# Opening a UK bank account



## DunWorkin (Sep 2, 2010)

Does anyone know if, as residents here in Spain, we can open an account with a bank in the UK? We do not have a UK address.

We would have to do it from here in Spain so could not go to a branch to do it.


----------



## brocher (Mar 21, 2011)

DunWorkin said:


> Does anyone know if, as residents here in Spain, we can open an account with a bank in the UK? We do not have a UK address.
> 
> We would have to do it from here in Spain so could not go to a branch to do it.


There was a thread which touched on this recently - 

http://www.expatforum.com/expats/spain-expat-forum-expats-living-spain/138577-savings-accounts.html

We opened an account with Virgin bank - online - no proof needed, unlike all the miles of I.D. you need to open a UK account in branch. But you need to be UK tax resident - see link to T&C's in above thread.

People seem to have no problem keeping existing accounts when no loger resident, but I'm not sure how you'd get on actually opening an account.


----------



## gus-lopez (Jan 4, 2010)

Don't think you'll be able to from here.


----------



## Overandout (Nov 10, 2012)

I have opened a gross tax account in the UK (a savings account from which no tax is deducted from the interest at source as would be done with a "normal" account) and an associated current account, this was a condition of the savings account, I don't use it.

Both accounts are registered to my Spanish address as I don't have a UK address and I have never been to a branch.

This was several years ago though.

Recently I helped someone in Spain open a similar gross interest account in a UK bank and it was more tricky, mainly due to the large number of Spanish people (and Greek and Portuguese) trying to get whatever money thay have out of their respective countries and into non EUR accounts.
This has meant that banks in the UK have got more "picky" about opening accounts for nominal sums which just aren't worth the admin involved. If I remeber correctly, some banks now demand a minimum 10,000 GBP initial deposit to open an account for a non-resident.

By the way we did eventually get an account for this person opened in Barclays butr it wasn't easy. My account is in the Clydesdale bank.


----------



## Pesky Wesky (May 10, 2009)

Sooo, I have the same current account that I opened up when I was a student over 30 years ago. They send the statements to me here in Spain. Is this legal?


----------



## Rostra (Jan 23, 2013)

I think the fuss is all about money laundering, or the possibility of such. I have just opened UK business accounts with RBS, with whom I have had UK accounts for years. Had to be there in person, produce ID including bills with UK address, and the biggest problem was wanting to open a Euro account - took from November till today! Done, at last.


----------



## DunWorkin (Sep 2, 2010)

Thanks all for the information and links

I am not looking for a savings account. I am looking for an account where a small monthly pension can be paid in and a single monthly direct debit can be paid out. This particular direct debit requires a UK account. There will not be a large balance kept in the account.

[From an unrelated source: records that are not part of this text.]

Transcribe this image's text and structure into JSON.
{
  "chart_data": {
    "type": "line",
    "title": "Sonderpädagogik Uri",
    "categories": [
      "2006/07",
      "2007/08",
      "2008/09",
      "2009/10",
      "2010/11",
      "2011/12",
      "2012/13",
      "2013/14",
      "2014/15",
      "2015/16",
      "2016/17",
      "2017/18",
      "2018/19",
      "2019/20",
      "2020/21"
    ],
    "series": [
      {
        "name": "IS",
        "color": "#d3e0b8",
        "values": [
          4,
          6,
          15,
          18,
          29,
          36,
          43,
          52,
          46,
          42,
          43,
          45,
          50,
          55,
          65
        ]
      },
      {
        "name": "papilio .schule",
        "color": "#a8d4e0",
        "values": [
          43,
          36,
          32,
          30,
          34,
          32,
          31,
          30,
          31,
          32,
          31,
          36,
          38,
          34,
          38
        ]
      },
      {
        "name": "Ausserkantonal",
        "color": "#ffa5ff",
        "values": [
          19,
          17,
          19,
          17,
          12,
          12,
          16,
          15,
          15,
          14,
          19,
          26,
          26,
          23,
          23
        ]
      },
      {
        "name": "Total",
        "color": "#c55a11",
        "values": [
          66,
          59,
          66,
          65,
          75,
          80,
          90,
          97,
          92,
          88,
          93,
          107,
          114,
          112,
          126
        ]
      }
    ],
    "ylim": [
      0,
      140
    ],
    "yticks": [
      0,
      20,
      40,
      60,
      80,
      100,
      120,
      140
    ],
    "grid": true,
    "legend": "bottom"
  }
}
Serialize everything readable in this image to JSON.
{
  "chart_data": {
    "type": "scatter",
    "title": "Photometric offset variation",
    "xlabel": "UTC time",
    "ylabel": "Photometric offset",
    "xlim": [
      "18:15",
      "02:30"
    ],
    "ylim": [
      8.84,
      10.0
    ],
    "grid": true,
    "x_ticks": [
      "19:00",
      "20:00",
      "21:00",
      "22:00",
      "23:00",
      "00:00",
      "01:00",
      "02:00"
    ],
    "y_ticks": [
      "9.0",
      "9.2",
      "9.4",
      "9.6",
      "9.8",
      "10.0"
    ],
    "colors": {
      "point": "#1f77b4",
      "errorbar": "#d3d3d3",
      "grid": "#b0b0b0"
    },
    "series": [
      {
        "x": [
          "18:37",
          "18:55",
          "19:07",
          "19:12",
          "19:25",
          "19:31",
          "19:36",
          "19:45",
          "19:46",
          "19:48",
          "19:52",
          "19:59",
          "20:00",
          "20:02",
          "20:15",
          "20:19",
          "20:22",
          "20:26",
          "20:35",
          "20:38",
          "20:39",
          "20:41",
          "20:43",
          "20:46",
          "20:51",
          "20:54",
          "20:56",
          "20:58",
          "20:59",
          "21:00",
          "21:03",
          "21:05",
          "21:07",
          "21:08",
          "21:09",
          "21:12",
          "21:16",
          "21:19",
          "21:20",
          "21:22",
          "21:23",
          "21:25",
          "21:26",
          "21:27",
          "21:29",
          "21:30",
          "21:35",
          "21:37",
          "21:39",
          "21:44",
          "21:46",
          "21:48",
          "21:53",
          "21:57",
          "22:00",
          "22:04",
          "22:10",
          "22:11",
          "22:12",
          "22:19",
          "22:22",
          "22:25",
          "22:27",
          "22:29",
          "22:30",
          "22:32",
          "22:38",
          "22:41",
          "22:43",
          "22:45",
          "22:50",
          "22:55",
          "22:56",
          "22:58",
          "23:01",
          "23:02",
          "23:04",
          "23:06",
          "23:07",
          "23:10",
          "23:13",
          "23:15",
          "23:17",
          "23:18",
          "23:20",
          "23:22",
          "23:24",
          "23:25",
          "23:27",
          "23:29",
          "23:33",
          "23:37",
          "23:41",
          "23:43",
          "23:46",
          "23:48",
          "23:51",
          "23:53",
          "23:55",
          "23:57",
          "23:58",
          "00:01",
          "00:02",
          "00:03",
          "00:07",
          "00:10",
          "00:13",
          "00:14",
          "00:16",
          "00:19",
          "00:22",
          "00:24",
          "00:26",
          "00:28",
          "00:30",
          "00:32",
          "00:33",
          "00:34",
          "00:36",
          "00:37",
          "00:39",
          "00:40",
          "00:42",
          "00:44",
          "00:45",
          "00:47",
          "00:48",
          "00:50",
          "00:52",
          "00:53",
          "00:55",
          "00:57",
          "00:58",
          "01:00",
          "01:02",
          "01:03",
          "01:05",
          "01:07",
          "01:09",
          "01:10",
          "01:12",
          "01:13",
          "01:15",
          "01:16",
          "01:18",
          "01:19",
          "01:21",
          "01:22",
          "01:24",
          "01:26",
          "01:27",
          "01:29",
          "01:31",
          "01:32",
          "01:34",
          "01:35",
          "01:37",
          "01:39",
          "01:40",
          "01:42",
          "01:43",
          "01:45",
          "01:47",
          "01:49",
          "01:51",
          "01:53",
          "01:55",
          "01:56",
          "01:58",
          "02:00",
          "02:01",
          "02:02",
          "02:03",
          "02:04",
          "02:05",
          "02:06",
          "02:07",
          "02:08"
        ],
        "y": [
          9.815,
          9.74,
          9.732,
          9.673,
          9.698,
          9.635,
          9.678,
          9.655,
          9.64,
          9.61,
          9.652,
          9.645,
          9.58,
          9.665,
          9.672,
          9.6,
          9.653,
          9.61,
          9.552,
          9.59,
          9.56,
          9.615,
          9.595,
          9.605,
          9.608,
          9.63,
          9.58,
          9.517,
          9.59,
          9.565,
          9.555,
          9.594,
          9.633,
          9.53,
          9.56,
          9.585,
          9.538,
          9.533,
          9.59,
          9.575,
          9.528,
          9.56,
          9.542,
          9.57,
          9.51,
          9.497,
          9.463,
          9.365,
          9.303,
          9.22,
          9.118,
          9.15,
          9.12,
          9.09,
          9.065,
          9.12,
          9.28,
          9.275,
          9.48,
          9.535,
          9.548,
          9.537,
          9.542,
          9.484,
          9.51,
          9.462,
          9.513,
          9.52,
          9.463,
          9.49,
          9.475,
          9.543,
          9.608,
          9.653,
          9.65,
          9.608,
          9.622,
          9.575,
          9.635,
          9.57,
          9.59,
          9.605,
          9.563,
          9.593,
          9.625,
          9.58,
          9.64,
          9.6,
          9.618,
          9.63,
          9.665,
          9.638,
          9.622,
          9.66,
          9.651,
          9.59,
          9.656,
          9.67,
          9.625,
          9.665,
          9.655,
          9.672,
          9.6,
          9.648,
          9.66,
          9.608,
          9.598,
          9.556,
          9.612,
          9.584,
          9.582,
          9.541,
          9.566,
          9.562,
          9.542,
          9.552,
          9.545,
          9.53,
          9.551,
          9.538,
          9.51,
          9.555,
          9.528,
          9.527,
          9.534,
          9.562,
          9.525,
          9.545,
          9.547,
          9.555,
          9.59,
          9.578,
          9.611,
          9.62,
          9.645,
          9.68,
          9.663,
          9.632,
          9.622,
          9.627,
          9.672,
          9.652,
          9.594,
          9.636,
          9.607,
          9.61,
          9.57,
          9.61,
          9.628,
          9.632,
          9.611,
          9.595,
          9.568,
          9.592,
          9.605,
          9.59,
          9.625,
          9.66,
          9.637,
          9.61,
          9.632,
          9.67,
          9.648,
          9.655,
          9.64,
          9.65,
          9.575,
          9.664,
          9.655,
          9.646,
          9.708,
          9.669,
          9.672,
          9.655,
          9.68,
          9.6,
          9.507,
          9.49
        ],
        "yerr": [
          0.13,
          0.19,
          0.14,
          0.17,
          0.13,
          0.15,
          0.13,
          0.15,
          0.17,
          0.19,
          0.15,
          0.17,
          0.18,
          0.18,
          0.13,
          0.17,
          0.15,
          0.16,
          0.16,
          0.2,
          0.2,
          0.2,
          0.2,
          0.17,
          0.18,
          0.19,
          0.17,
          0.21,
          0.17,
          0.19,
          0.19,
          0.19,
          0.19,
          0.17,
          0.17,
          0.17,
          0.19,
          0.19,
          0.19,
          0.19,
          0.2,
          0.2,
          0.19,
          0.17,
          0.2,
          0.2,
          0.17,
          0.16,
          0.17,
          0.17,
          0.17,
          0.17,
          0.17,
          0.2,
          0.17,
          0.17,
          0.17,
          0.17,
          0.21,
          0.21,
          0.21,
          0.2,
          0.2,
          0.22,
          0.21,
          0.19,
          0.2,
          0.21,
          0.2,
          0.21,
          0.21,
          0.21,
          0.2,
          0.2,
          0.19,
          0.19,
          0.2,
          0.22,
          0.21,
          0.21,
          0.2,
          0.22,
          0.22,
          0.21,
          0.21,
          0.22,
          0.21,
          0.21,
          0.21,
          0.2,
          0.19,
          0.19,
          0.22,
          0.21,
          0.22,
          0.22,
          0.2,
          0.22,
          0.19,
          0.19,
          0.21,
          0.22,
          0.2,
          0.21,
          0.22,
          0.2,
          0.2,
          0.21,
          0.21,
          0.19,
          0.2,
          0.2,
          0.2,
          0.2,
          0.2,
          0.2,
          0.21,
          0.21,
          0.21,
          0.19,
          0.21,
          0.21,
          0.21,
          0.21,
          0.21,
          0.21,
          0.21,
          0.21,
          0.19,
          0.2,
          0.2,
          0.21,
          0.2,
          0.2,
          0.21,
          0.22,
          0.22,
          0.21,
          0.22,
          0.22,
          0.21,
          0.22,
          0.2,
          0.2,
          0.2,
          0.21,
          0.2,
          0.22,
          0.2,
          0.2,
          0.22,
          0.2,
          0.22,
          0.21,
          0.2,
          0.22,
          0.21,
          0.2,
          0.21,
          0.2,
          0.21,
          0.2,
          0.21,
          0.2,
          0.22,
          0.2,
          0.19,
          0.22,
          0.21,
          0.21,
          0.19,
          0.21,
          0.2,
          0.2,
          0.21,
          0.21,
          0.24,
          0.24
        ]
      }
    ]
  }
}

I do not need cash withdrawal or debit/credit cards. I would like internet access to keep an eye on the account and to make sure everything is being paid as it should be.

My problem is I cannot get to the UK to go to a branch to open an account.

I have looked at Barclays International - they will do it but I need to keep £5,000 in the account.

HSBC International also allow it but they need £25,000 deposit to open the account.

I think both of these are, in fact, off shore banks.

Does anyone know what the situation is with a Nationwide Flex Account. I know people here who have accounts with them but I believe these accounts were opened before the people left the UK. I will contact them and see what they say.


----------



## agua642 (May 24, 2009)

Try RBS they do on line banking there head offices are in Scotland. drop them an email to make some enquiries. I've banked with them for years and recently got them to add me to my daughters account as a third party Agent, all applications were sent to my postal resident address on Spain. Also Debit card was sent to address in Spain. 
There digital banking system online is good and can be operated by iPhone too. 
Also try Nat west they are part of RBS!! 
Good luck


----------



## Stravinsky (Aug 12, 2007)

Santander will do it on line. I nearly did it late last year, but didnt bother. They WILL ask you for some type of proof of address though I'm afraid.

I have three UK banks and at least two of them know I am in Spain. I also have a UK bank account with Santander for business, and they also know I am in Spain. I opened that whilst living in Spain and told them at the time. All they6 wanted for me to become a signatory was proof of my Spanish residence address


----------



## gus-lopez (Jan 4, 2010)

Pesky Wesky said:


> Sooo, I have the same current account that I opened up when I was a student over 30 years ago. They send the statements to me here in Spain. Is this legal?


Yes perfectly legal.All mine are like it.

My wife actually opened a bank account last november whilst she was in the UK . It is to allow her S/E income earned in UK to be completely separate from everything else. The address used was a ' care of ' the company supplying work leads. She cannot recall even if she was asked for her passport ! This was with Barclays.


----------



## baldilocks (Mar 7, 2010)

We both have accounts with Barclays for the purposes of reciving three smallish pensions that would cost too much to have transferred to Spain. The Barclays accounts are very useful for making purchases in UK or anywhere (via Amazon, Holland & Barrett, Vitamin World, etc). Our statements are sent to our address in Spain because we don't have a UK address.


----------



## thrax (Nov 13, 2008)

A bank is an institution who will lend you money only if you can prove you don't need it...


----------